The business delegate pattern offers an approach by rewriting the business service end points to decouple them from the EJB (or other) layer.  This makes the interface testable outside of an EJB container.  Yes you still need to deal with decoupling the database and other services but these come more naturally once the back of the problem is broken which is the remote services.

In the past I’ve attempted to implement the delegate pattern using custom code leveraging technology such as cglib and simple IOC frameworks like HiveMind.  This had mixed results.

The killer framework for this pattern turned out to be the Spring Framework, which by design implements the delegate pattern extremely well.  The use of IOC is fundamental to the design of the Spring Framework and once a business service is rewritten its simply a matter of providing a XML configuration to switch its interface from say an EJB to a POJO method call and more.  This means you can easily write unit tests around the business service POJO method and run it out-of-container then for the real system switch back in the EJB calls.  There are still challenges such as propagation of error messages through the interfaces but again once the key problem is solved the project becomes much more manageable.

Here is an example of how an interface is defined in XML

<bean id="myComponent">
  <property name="jndiName" value="ejb/myBean"/>
  <property name="businessInterface" value="com.mycom.MyComponent"/>
</bean>

<bean id="myController">
  <property name="myComponent" ref="myComponent"/>
</bean>

Each service is defined like this can can be changed.  Take a look over the Spring documentation to get a better understanding.

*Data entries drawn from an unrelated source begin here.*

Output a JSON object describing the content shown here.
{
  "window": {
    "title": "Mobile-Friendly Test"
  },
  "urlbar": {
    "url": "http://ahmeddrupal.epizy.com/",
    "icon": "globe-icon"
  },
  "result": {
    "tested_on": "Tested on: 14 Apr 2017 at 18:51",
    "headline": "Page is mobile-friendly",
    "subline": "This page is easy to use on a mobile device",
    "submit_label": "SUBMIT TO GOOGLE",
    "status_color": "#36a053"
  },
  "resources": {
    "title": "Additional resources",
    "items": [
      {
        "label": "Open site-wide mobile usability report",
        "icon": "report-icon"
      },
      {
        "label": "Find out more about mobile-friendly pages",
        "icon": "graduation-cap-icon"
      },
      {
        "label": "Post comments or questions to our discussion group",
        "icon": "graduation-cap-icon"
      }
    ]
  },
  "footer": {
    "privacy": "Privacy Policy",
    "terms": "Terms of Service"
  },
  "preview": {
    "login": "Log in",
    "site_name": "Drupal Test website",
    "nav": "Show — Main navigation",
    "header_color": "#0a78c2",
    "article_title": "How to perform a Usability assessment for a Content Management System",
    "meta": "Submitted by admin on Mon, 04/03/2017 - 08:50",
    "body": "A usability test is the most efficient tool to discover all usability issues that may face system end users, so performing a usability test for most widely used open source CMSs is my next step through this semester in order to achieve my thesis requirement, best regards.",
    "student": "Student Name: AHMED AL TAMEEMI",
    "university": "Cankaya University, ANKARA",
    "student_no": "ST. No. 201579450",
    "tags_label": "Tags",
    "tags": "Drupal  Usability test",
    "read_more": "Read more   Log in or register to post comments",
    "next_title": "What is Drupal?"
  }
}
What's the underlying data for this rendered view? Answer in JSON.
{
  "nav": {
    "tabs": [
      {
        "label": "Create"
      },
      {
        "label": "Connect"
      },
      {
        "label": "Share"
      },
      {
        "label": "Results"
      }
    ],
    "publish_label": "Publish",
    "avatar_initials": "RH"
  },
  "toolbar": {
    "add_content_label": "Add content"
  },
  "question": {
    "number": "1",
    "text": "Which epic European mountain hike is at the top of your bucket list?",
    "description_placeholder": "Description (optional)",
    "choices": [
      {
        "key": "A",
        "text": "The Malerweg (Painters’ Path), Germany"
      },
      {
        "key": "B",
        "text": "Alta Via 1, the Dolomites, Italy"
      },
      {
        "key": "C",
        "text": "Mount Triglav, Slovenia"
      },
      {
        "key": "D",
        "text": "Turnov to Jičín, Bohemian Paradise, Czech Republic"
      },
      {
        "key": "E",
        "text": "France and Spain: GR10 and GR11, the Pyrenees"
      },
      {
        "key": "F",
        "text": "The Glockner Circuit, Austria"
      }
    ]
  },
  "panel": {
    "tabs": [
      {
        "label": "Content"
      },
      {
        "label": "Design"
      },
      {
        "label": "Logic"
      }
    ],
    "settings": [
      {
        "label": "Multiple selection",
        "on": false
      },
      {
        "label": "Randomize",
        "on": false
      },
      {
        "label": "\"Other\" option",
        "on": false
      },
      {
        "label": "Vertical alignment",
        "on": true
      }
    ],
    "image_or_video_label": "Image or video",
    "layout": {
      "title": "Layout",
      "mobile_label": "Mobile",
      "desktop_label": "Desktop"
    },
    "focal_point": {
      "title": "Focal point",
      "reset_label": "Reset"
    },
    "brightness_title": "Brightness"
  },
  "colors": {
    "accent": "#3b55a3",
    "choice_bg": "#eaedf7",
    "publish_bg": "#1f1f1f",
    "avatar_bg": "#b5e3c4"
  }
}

My recommendation is therefore to give consideration to decoupling your business services using Spring and this pattern as part of a first step to updating the architecture of an old application so that an increase in test coverage can be achieved before major refactoring.

This has been a successful approach for me in the past in taking what appeared to be an unmanageable job of reworking an existing large scale system to being something I could plan and even estimate on without having to necessarily throw out the existing system to achieve manageable risk and budget.